1983 was a time of change in the US. Ronald Regan was president. The power of technology was on the ascendant. Manliness was back in vogue. And people were worried about law and order and being soft on crime. Indeed, one frequent claim made was that guilty criminals were escaping the justice system on technicalities.
Hardcastle & McCormick was one of the shows that latched onto all those concerns and prospered for three seasons on ABC as a result. The show was created by TV wunderkind Stephen J Cannell, who wrote 450 episodes of TV shows, produced or exec-produced over 1,500 episodes, and created or co-created no fewer than 40 television series including The Rockford Files, The Greatest American Hero, The A-Team, Wiseguy, 21 Jump Street, Silk Stalkings and The Commish.
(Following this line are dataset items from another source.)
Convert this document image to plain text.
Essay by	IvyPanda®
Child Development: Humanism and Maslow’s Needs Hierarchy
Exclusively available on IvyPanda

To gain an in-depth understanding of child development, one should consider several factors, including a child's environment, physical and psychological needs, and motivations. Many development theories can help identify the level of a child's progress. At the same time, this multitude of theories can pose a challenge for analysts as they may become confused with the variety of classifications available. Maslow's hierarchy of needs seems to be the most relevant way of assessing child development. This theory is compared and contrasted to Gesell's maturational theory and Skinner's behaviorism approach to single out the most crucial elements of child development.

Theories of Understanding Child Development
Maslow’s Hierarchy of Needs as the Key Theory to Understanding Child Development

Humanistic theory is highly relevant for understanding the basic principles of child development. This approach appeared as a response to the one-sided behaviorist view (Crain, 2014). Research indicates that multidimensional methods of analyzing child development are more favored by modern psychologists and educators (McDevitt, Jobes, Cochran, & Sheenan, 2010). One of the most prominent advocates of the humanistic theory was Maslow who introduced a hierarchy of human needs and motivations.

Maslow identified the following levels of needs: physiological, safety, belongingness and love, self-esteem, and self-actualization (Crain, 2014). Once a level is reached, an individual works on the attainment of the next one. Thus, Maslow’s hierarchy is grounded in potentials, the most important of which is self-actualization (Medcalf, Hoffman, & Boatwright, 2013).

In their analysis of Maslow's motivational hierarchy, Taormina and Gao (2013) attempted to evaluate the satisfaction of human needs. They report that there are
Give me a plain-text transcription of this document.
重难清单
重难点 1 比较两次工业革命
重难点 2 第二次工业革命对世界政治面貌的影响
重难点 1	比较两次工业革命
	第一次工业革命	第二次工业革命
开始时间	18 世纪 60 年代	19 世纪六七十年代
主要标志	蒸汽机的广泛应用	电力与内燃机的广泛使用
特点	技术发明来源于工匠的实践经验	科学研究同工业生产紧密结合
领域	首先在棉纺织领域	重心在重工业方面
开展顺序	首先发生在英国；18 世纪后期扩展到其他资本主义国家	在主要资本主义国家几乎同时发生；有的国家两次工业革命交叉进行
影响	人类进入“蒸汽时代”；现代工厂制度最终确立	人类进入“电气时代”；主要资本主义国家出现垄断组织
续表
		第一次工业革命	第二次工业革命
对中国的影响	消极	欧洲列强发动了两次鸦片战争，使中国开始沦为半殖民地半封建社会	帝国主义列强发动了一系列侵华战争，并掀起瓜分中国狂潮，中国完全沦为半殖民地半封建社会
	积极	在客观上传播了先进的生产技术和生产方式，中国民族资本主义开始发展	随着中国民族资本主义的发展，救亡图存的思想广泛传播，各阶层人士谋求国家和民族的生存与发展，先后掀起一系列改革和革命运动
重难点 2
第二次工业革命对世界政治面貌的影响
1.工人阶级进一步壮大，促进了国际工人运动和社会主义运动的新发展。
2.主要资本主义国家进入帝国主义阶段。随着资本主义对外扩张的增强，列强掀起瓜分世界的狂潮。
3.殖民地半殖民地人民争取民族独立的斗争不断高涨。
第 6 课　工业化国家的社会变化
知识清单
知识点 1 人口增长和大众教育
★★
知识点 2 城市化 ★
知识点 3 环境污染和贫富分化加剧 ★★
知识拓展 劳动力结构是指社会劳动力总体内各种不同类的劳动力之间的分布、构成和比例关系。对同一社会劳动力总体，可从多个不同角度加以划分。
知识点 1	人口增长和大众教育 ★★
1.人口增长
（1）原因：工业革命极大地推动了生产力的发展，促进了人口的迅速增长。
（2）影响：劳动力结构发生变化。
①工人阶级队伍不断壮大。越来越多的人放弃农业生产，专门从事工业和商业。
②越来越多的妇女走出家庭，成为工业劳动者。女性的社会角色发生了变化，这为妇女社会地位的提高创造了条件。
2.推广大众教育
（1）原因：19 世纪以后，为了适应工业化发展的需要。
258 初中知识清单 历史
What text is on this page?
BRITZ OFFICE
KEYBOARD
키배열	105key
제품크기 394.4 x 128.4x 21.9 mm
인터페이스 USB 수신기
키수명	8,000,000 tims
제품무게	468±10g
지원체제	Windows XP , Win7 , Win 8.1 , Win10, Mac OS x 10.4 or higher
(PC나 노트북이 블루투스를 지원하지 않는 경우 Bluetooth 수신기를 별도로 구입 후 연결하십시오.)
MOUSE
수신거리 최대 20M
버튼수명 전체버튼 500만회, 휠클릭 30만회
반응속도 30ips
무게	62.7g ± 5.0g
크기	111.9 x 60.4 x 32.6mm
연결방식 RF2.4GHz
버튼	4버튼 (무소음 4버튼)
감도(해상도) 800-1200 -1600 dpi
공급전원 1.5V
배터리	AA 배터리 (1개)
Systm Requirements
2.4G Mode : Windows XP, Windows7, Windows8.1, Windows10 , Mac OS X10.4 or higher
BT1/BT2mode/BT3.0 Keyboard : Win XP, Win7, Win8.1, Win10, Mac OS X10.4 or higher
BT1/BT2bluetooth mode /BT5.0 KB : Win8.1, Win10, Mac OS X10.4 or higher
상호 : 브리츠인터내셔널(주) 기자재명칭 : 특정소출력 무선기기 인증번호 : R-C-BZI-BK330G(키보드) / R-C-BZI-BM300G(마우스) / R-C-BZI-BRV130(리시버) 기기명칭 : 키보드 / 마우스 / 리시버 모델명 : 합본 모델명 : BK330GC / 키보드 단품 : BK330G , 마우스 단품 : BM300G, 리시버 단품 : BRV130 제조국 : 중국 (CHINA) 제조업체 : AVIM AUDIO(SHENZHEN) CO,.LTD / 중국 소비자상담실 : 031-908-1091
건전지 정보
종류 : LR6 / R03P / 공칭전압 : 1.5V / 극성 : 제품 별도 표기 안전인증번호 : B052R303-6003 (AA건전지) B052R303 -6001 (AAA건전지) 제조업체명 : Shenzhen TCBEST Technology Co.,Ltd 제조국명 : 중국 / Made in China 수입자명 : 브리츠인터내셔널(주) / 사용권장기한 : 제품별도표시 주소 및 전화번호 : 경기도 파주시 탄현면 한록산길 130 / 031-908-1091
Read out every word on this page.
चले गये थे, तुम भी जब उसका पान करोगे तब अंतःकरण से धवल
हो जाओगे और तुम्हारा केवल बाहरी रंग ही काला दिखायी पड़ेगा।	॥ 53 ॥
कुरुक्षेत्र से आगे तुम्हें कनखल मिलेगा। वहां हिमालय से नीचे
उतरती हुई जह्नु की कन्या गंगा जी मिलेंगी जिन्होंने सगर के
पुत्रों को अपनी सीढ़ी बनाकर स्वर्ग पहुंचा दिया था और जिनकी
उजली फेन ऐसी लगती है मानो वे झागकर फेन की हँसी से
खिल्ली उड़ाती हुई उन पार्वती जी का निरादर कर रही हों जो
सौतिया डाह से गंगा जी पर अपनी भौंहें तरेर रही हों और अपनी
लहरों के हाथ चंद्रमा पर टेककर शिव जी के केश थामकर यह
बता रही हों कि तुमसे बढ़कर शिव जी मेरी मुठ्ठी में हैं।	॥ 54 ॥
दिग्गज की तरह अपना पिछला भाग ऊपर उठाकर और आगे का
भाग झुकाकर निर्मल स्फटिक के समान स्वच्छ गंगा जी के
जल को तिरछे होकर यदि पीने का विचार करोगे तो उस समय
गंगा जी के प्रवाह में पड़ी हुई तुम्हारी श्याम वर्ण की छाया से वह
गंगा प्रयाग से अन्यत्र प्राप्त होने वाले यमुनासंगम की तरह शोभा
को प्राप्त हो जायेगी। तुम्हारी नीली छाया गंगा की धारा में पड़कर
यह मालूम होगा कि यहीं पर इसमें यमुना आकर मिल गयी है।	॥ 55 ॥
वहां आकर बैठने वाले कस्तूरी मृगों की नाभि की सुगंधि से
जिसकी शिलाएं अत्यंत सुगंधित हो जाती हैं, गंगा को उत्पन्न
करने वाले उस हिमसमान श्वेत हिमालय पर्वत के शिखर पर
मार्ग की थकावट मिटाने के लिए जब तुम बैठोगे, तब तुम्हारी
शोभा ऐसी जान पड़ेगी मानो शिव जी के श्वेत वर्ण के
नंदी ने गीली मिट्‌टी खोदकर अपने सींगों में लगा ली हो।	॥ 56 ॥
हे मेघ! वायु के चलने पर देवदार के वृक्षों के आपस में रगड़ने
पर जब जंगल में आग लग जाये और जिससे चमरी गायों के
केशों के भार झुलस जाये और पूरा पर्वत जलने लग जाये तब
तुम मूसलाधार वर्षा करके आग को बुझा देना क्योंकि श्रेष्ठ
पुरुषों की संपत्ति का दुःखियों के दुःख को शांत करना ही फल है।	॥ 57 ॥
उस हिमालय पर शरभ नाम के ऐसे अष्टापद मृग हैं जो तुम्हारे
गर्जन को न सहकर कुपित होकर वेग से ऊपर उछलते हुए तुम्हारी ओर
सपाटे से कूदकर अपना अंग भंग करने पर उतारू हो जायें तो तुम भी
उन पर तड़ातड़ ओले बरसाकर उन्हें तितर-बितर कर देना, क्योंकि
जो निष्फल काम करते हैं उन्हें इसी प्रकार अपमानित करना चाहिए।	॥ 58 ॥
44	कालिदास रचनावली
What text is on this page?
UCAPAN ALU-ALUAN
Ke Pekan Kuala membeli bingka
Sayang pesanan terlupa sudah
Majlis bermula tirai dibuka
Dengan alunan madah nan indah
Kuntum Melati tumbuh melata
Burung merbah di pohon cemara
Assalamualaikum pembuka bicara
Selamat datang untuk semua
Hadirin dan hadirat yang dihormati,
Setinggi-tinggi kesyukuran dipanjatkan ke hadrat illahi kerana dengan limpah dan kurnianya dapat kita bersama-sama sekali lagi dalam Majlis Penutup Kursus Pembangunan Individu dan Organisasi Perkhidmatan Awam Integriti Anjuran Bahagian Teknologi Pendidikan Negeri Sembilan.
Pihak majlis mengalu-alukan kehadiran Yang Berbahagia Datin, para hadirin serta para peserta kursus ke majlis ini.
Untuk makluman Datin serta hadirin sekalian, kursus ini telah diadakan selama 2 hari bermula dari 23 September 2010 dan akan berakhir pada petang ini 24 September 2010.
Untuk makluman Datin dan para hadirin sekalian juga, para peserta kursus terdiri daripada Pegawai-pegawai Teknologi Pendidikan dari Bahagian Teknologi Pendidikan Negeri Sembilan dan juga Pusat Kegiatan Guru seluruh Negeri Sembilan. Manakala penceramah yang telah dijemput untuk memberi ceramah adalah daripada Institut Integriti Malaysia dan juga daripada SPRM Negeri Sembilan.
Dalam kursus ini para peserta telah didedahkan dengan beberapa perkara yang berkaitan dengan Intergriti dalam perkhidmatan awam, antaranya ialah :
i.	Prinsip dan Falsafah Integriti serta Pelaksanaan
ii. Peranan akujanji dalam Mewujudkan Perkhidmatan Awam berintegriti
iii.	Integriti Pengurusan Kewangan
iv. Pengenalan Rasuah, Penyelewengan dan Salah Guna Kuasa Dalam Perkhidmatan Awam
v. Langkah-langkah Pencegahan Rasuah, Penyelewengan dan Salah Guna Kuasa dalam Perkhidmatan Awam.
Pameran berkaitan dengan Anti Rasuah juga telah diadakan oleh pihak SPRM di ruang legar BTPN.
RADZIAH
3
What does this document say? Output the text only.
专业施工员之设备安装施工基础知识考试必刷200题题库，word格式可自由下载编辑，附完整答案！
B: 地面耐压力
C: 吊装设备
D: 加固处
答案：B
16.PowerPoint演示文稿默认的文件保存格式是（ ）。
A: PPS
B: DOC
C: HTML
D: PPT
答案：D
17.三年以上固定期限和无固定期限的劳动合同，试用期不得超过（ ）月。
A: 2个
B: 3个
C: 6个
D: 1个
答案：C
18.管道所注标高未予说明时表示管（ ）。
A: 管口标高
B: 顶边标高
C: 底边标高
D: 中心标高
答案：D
Its set-up was relatively simple: Judge Milton C Hardcastle (Brian Keith) is about to retire. However, he’s kept track of 200 criminals who escaped on technicalities and he plans to go after them in retirement and get them locked up. His final case is Mark McCormick (Daniel Hugh Kelly), a car thief who steals a prototype sports car, the Coyote X, which was designed by his best friend before he was murdered. Through a legal technicality, Hardcastle is able to take McCormick into his custody and McCormick accepts rather than go to jail. With McCormick living in the judge’s guest house, together they go after those 200 crims, helped just a little – and with a compulsory number of award-winning stunt scenes – by the Coyote X.
Curiously, the show had three different title sequences and two different theme tunes. The more famous and the best theme tune was ‘Drive’, written by another TV wunderkind, Mike Post, who composed the themes for shows including Law & Order, NYPD Blue, The Rockford Files, LA Law, Quantum Leap, Magnum, P.I., Hill Street Blues, The A-Team, CHiPs, MacGyver and Murder One. That accompanied the first season’s title sequence:
Then for the second season, the show switched to a dreadful country music theme.
Viewer outcry was enormous and it wasn’t long before ‘Drive’ was reinstated for the rest of the second season as well as for the third season.
While no classic of writing, Hardcastle & McCormick‘s appeal was relatively clear: as well as the camaraderie between the two leads, this was largely an adrenaline-fuelled show, with some surprisingly well directed high-speed car scenes involving the Coyote X, in actuality a Manta Montage kit car based on the McLaren M6GT with a Porsche 914 engine.
All the same, after three years, Hardcastle & McCormick‘s appeal had diminished enough that it wasn’t renewed for a fourth season. But for adrenaline junkies, it is at least all all available on DVD.